Софья Васильевна поджала губы. С одной стороны, молодец, конечно, никаких нареканий не вызывал: умён, пригож, влюблён, опять же служба у него весьма уважаемая и для обчества полезная, а то, что из дома воспитательного, так это беда небольшая. Барыня знала много достойных людей, коих злая планида лишила заботы родительской. И ничего, встали на ноги с помощью ясной головы на плечах да добрых людей вокруг, семьи завели, иные вообще в генералы да министры выбились. Это всё с одной стороны. А с другой – уж больно жаль отдавать дочурку-кровиночку за дознавателя, да ещё и Зеркальщика! Негораздое про них болтают, и пусть не от большого ума, но в каждой сказке есть крупица малая правды. А ну как этот Зеркальщик вопыты колдовские над Варенькой чинить начнёт, поедом её век заедать станет? Да и мала она, на годок младше Юленьки, а та ещё и заневеститься толком не успела. Да и гораздо ли младшей сестрице вперёд старшей под венец бежать? Поди-ка, сберегись тогда от пересудов людских! И препятствовать опять же как станешь? Не за стеной же высокой, не за запорами пудовыми девку прятать! Ох, Матерь Пресвятая Богородица, помоги!

Женщина перекрестилась, вздохнула тяжко.

- Не вздыхай, не вздыхай, век горлинку в клети не продержишь, нужно и на волюшку отпускать, - хохотнул Алексей Петрович.

- Дак кабы знать, что не волюшку, а не в клеть меньше да темнее, - ответствовала Софья Васильевна. – Вон, как он прижал её, а ну, как и в семейной жизни вздохнуть не даст! Всё будет по-за своей спиной держать!
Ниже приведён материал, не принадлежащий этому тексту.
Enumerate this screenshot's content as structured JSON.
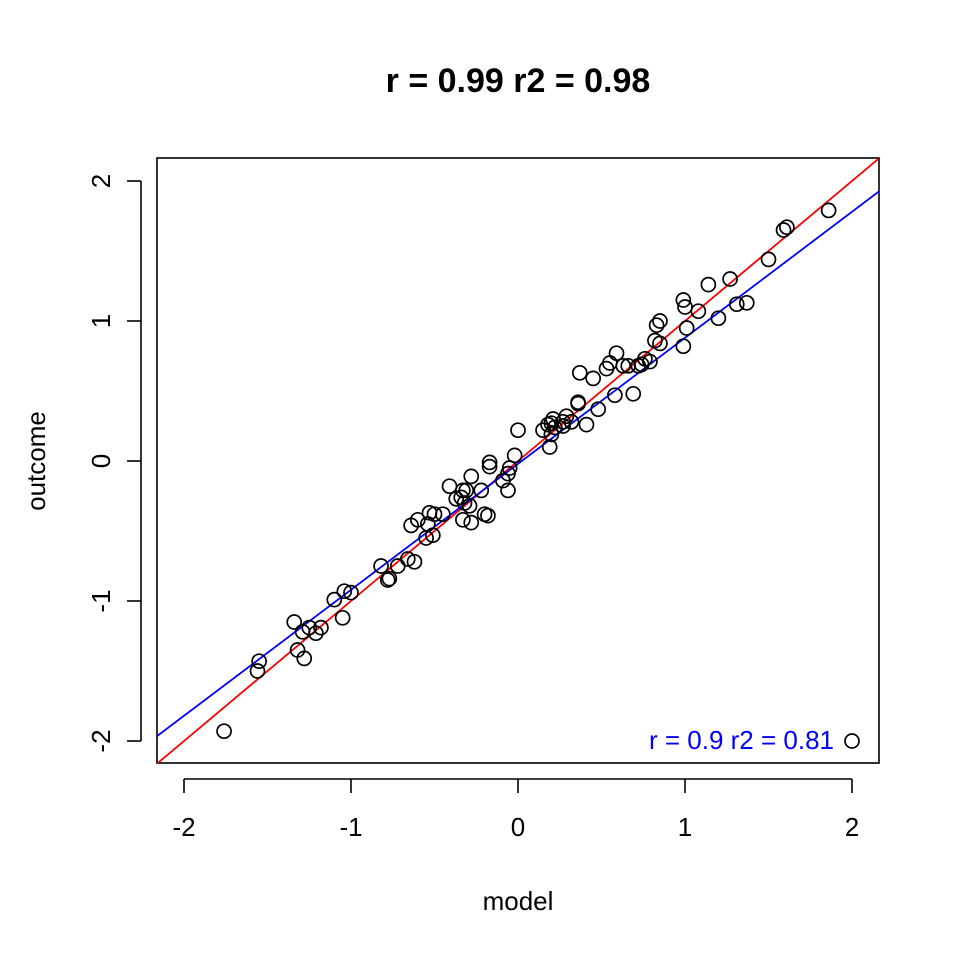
{
  "chart_data": {
    "type": "scatter",
    "title": "r = 0.99  r2 =  0.98",
    "xlabel": "model",
    "ylabel": "outcome",
    "xlim": [
      -2.16,
      2.16
    ],
    "ylim": [
      -2.16,
      2.16
    ],
    "x_ticks": [
      -2,
      -1,
      0,
      1,
      2
    ],
    "y_ticks": [
      -2,
      -1,
      0,
      1,
      2
    ],
    "x_tick_labels": [
      "-2",
      "-1",
      "0",
      "1",
      "2"
    ],
    "y_tick_labels": [
      "-2",
      "-1",
      "0",
      "1",
      "2"
    ],
    "annotation": "r = 0.9  r2 =  0.81",
    "annotation_color": "#0000ff",
    "grid": false,
    "points": [
      [
        1.86,
        1.79
      ],
      [
        1.61,
        1.67
      ],
      [
        1.59,
        1.65
      ],
      [
        1.5,
        1.44
      ],
      [
        1.27,
        1.3
      ],
      [
        1.14,
        1.26
      ],
      [
        1.37,
        1.13
      ],
      [
        1.31,
        1.12
      ],
      [
        1.08,
        1.07
      ],
      [
        1.2,
        1.02
      ],
      [
        0.99,
        1.15
      ],
      [
        1.0,
        1.1
      ],
      [
        1.01,
        0.95
      ],
      [
        0.99,
        0.82
      ],
      [
        0.85,
        1.0
      ],
      [
        0.83,
        0.97
      ],
      [
        0.82,
        0.86
      ],
      [
        0.85,
        0.84
      ],
      [
        0.79,
        0.71
      ],
      [
        0.76,
        0.73
      ],
      [
        0.74,
        0.69
      ],
      [
        0.72,
        0.68
      ],
      [
        0.69,
        0.48
      ],
      [
        0.66,
        0.68
      ],
      [
        0.63,
        0.68
      ],
      [
        0.59,
        0.77
      ],
      [
        0.55,
        0.7
      ],
      [
        0.53,
        0.66
      ],
      [
        0.58,
        0.47
      ],
      [
        0.45,
        0.59
      ],
      [
        0.37,
        0.63
      ],
      [
        0.48,
        0.37
      ],
      [
        0.36,
        0.42
      ],
      [
        0.36,
        0.41
      ],
      [
        0.41,
        0.26
      ],
      [
        0.32,
        0.28
      ],
      [
        0.29,
        0.32
      ],
      [
        0.27,
        0.28
      ],
      [
        0.27,
        0.25
      ],
      [
        0.21,
        0.3
      ],
      [
        0.2,
        0.27
      ],
      [
        0.22,
        0.24
      ],
      [
        0.2,
        0.19
      ],
      [
        0.18,
        0.26
      ],
      [
        0.15,
        0.22
      ],
      [
        0.19,
        0.1
      ],
      [
        0.0,
        0.22
      ],
      [
        -0.02,
        0.04
      ],
      [
        -0.05,
        -0.05
      ],
      [
        -0.06,
        -0.09
      ],
      [
        -0.06,
        -0.21
      ],
      [
        -0.09,
        -0.14
      ],
      [
        -0.17,
        -0.01
      ],
      [
        -0.17,
        -0.04
      ],
      [
        -0.22,
        -0.21
      ],
      [
        -0.18,
        -0.39
      ],
      [
        -0.2,
        -0.38
      ],
      [
        -0.28,
        -0.11
      ],
      [
        -0.31,
        -0.21
      ],
      [
        -0.33,
        -0.21
      ],
      [
        -0.34,
        -0.26
      ],
      [
        -0.32,
        -0.3
      ],
      [
        -0.29,
        -0.32
      ],
      [
        -0.28,
        -0.44
      ],
      [
        -0.33,
        -0.42
      ],
      [
        -0.37,
        -0.27
      ],
      [
        -0.41,
        -0.18
      ],
      [
        -0.45,
        -0.38
      ],
      [
        -0.5,
        -0.38
      ],
      [
        -0.51,
        -0.53
      ],
      [
        -0.53,
        -0.37
      ],
      [
        -0.54,
        -0.45
      ],
      [
        -0.55,
        -0.55
      ],
      [
        -0.6,
        -0.42
      ],
      [
        -0.64,
        -0.46
      ],
      [
        -0.62,
        -0.72
      ],
      [
        -0.66,
        -0.7
      ],
      [
        -0.72,
        -0.75
      ],
      [
        -0.77,
        -0.84
      ],
      [
        -0.78,
        -0.85
      ],
      [
        -0.82,
        -0.75
      ],
      [
        -1.0,
        -0.94
      ],
      [
        -1.04,
        -0.93
      ],
      [
        -1.05,
        -1.12
      ],
      [
        -1.1,
        -0.99
      ],
      [
        -1.18,
        -1.19
      ],
      [
        -1.21,
        -1.23
      ],
      [
        -1.25,
        -1.19
      ],
      [
        -1.29,
        -1.22
      ],
      [
        -1.32,
        -1.35
      ],
      [
        -1.34,
        -1.15
      ],
      [
        -1.28,
        -1.41
      ],
      [
        -1.55,
        -1.43
      ],
      [
        -1.56,
        -1.5
      ],
      [
        -1.76,
        -1.93
      ],
      [
        2.0,
        -2.0
      ]
    ],
    "lines": [
      {
        "color": "#ff0000",
        "intercept": 0.0,
        "slope": 1.0
      },
      {
        "color": "#0000ff",
        "intercept": -0.02,
        "slope": 0.9
      }
    ]
  }
}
- А ты себя вспомни, - окончательно развеселился глава семьи, - как один вечор ко мне босая прибежала, тётка обувку спрятала!

- Ах, как романтично! – взвизгнула восторженно Аннушка и разрушила тем самым амурное очарование.

Остатки защитного кокона брызнули мелкими колючими осколками, к счастью, никого не поранив. Всеволод вздрогнул, инстинктивно задвигая Вареньку себе за спину, заслоняя собой.

«А я о чём, век по-за спиной продержит, - мысленно охнула Софья Васильевна и тут же с усмешкой добавила. – А впрочем, за иной-то спиной будет слаще, чем у Христа за пазухой. Прости меня Господи, дуру грешную!» Женщина торопливо перекрестилась, скороговоркой прошептала молитву.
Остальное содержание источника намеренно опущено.